Ressa di giornalisti a Eurochocolate per visita Silvio Berlusconi tra gli stand



Ressa di giornalisti a Eurochocolate per visita Silvio Berlusconi tra gli stand

Il presidente di Forza Italia, Silvio Berlusconi, ad Eurochocolate. Il fondatore del partito degli Azzurri, accompagnato dai membri del suo staff, dalle guardie del corpo e da Eugenio Guarducci, ha fatto un giro tra gli stand della cioccolata in corso Vannucci. Berlusconi si trova nel capoluogo umbro per le iniziative in vista delle elezioni regionali.

Il leader di Forza Italia si è cimentato in uno degli stand del centro allestiti in occasione di Eurochocolate. Ha raggiunto uno stand in piazza Matteotti. «Prima di fare quello che ho fatto, l’imprenditore – ha detto Berlusconi – ho cambiato 22 lavori per cercare qualcosa che mi piacesse. Con questo sono 23». In diversi vedendo Berlusconi si sono fermati agli stand, facendosi poi dei selfie con lui. Berlusconi ha poi visitato anche gli altri stand di Eurochocolate ed è poi ripartito per partecipare al funerale di Paolo Bonaiuti.

Intervistato ai giornalisti ha risposto ad alcune domande sul duello in tv: «”Non credo che nel duello tra Renzi e Salvini nessuno dei due possa essere sicuro di aver prevalso, è andata bene a tutti e due. Quelli che già sostenevano Salvini hanno visto il Salvini che vogliono, chi sosteneva Renzi lo ha visto molto preparato, preciso e polemico. Là ci mancava Berlusconi ma è stato ben rappresentato da Vespa, che ha tenuto molto bene il confronto».

E poi: «Vado in piazza per dire agli italiani ‘Attenzione qui mettono a rischio le vostre liberta’. Quelli della Lega potranno avere reazioni tipo fischio non importa niente.
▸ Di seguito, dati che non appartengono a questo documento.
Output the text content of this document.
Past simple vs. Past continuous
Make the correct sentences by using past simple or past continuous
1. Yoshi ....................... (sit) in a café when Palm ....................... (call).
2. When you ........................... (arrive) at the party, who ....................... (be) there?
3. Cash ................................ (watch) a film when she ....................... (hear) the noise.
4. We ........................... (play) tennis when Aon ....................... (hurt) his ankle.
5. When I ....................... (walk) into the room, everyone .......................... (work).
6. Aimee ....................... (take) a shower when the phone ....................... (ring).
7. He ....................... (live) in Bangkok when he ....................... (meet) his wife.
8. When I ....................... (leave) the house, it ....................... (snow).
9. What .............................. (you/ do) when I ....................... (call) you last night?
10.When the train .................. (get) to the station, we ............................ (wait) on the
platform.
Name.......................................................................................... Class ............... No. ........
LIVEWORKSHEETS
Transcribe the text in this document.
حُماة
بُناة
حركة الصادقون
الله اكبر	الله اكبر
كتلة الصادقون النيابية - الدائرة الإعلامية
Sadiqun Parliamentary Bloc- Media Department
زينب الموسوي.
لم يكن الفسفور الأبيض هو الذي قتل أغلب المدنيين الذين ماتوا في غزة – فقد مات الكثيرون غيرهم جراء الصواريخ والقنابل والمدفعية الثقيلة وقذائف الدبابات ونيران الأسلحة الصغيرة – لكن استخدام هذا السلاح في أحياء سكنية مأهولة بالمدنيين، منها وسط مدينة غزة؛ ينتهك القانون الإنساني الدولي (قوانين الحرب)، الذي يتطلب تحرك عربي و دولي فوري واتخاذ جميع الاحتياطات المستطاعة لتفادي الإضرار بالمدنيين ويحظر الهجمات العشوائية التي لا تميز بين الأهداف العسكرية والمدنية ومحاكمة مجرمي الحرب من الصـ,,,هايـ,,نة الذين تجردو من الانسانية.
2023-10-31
Io sono sicuro di quello che penso io, di quello che decido io e faccio sempre quello che a me pare giusto».

«Nel centrodestra, come in tutte le coalizioni dovrebbe essere, abbiamo sempre detto che il leader e’ colui il cui partito ottiene piu’ voto: quindi e’ logico che, se Salvini e’ oltre il 30%, sia lui il leader del centrodestra. Noi sottolineano che noi non siamo la Lega e che a differenza della Lega siamo i continuatori della tradizione occidentale, cristiana, liberale, democratica, garantista, dell’Occidente», ha aggiunto il presidente di Forza Italia, a Perugia.

E infine: «Dobbiamo dire agli italiani che, attenzione, stanno mettendo a rischio la loro libertà. E che è giusto andare in piazza. Quelli della Lega potranno anche avere delle reazioni tipo fischi ma non mi importa niente, io sono sicuro di quello che penso, di quello che decido, e faccio sempre quello che ritengo giusto».